Thanksgiving Day with the Jehovah’s Witnesses:
I have one cousin who’s a Jehovah’s Witness. Like any other Jehovah’s Witness, she doesn’t celebrate holidays, because every day is equally important. Like other Jehovah’s Witnesses I’ve known, she’s very responsible and hard working, and doesn’t allow herself to be distracted from her responsibilities by a bunch of superfluous celebration. Among the Jehovah’s Witnesses, every day is Thanksgiving, because every single day is something you should be thankful for.
Somewhere in the south Pacific is an island where the primitive people live in grass huts and rake mud with sticks all day. I heard a story from an American who lived among these people for a while (but I don’t remember which island it was, unfortunately). According to the story, these people spend all their free time doing only three things: getting ready for parties, partying, and recovering from parties. That doesn’t sound very responsible, does it? And yet their entire culture is built around it. They sound like my kind of people! Literally, because they don’t sound terribly different from the Pagan community here in America.
So on behalf of the Pagan community, I just have one thing to say: No sh*t every day single day is something you should be thankful for. Every Pagan knows that! Why do you think we throw parties constantly? It’s not that some days are more important than other days, it’s just that some days you celebrate some things and other days you celebrate other things. Some days you celebrate bountiful harvests, and some days you celebrate the changing seasons, and some days you celebrate the mysteriousness of the boundaries between the world of the living and the world of the dead, and some days you celebrate your birth and some days you celebrate other people’s births, and some days you celebrate mothers, and some days you celebrate fathers, and some days you celebrate your wedding anniversary, and some days you celebrate the birth of your country and the things that it stands for, and a lot of days you celebrate being able to work for a living, and some days you celebrate being able to take a day off from working for a living.
So I can’t help but thinking that just maybe the Jehovah’s Witnesses are missing the point. If you try to celebrate everything by celebrating nothing, how are you ever going to know if you’re succeeding? How are you ever going to be able to tell what celebrating feels like if you never do it? In the same way, virgins aren’t very good in bed either, no matter what they might like to tell themselves.

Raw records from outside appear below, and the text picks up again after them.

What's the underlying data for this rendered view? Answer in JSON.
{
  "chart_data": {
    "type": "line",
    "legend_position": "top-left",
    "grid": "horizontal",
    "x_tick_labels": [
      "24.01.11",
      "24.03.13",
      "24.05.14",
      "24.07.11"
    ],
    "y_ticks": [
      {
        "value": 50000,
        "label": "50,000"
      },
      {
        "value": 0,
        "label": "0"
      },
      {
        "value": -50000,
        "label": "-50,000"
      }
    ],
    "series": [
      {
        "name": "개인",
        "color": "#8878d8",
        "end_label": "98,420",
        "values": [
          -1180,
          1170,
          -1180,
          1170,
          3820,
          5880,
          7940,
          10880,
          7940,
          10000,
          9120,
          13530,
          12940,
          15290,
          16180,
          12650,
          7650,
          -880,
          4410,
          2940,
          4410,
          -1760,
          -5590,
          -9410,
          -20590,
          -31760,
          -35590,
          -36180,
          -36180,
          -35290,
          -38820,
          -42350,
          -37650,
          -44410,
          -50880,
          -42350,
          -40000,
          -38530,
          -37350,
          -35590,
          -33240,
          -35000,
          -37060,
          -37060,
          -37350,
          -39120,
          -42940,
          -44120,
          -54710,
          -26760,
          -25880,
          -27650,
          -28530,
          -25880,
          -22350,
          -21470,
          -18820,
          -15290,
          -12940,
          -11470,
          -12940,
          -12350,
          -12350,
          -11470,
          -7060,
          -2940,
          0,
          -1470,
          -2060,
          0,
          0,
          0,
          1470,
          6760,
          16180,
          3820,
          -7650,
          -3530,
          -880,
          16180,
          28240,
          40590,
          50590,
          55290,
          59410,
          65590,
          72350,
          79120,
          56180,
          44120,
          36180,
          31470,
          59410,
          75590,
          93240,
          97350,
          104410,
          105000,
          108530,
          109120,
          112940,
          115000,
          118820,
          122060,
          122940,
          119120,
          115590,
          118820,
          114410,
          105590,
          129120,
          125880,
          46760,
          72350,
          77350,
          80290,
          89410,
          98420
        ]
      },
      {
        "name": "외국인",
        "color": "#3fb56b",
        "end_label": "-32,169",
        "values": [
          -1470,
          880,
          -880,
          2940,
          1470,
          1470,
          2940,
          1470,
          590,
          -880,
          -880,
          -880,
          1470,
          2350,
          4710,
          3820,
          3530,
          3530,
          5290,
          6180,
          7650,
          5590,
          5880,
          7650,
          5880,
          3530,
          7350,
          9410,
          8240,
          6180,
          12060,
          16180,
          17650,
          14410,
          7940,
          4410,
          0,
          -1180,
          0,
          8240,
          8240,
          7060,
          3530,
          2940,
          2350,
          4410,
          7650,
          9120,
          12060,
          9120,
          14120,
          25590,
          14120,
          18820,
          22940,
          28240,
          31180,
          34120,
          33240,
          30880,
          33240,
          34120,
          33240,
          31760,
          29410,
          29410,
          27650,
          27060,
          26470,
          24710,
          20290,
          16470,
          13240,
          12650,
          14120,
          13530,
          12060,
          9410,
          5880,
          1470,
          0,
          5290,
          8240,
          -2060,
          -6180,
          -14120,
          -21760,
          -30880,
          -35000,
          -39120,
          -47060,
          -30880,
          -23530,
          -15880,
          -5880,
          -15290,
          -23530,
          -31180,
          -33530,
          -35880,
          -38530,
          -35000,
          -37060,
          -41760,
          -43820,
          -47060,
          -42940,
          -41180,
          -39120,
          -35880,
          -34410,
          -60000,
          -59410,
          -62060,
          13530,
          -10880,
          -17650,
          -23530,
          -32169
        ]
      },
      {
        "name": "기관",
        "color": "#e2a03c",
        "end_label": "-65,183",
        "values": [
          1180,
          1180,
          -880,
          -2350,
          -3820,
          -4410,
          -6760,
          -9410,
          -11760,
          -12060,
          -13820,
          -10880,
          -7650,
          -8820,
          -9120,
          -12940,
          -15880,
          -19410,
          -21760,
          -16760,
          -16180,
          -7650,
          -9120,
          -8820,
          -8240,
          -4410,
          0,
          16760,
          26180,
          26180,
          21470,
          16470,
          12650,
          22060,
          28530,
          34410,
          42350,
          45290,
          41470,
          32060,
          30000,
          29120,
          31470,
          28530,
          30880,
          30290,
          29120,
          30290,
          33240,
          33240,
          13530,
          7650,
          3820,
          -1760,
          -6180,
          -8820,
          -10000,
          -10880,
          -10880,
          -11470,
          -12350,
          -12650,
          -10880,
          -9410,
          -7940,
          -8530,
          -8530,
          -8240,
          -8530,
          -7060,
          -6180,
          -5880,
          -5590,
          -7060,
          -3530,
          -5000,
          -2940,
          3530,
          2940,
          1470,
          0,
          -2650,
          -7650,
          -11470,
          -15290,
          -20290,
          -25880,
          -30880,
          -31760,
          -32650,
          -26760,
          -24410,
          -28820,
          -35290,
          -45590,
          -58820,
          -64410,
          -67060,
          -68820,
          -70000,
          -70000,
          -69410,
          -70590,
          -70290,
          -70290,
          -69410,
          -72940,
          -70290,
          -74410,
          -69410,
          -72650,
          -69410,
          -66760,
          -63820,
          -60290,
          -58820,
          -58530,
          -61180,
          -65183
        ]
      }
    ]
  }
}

It’s a great idea in theory, but in practice, as all the former Jehovah’s Witnesses I’ve known agree, and all the practicing Jehovah’s Witnesses I’ve ever known seem to indicate through their actions as far as I can tell, by trying to celebrate everything by celebrating nothing, they make every single day just as boring, uninteresting, plain, and non-descript as every other day. So what kind of a celebration is that?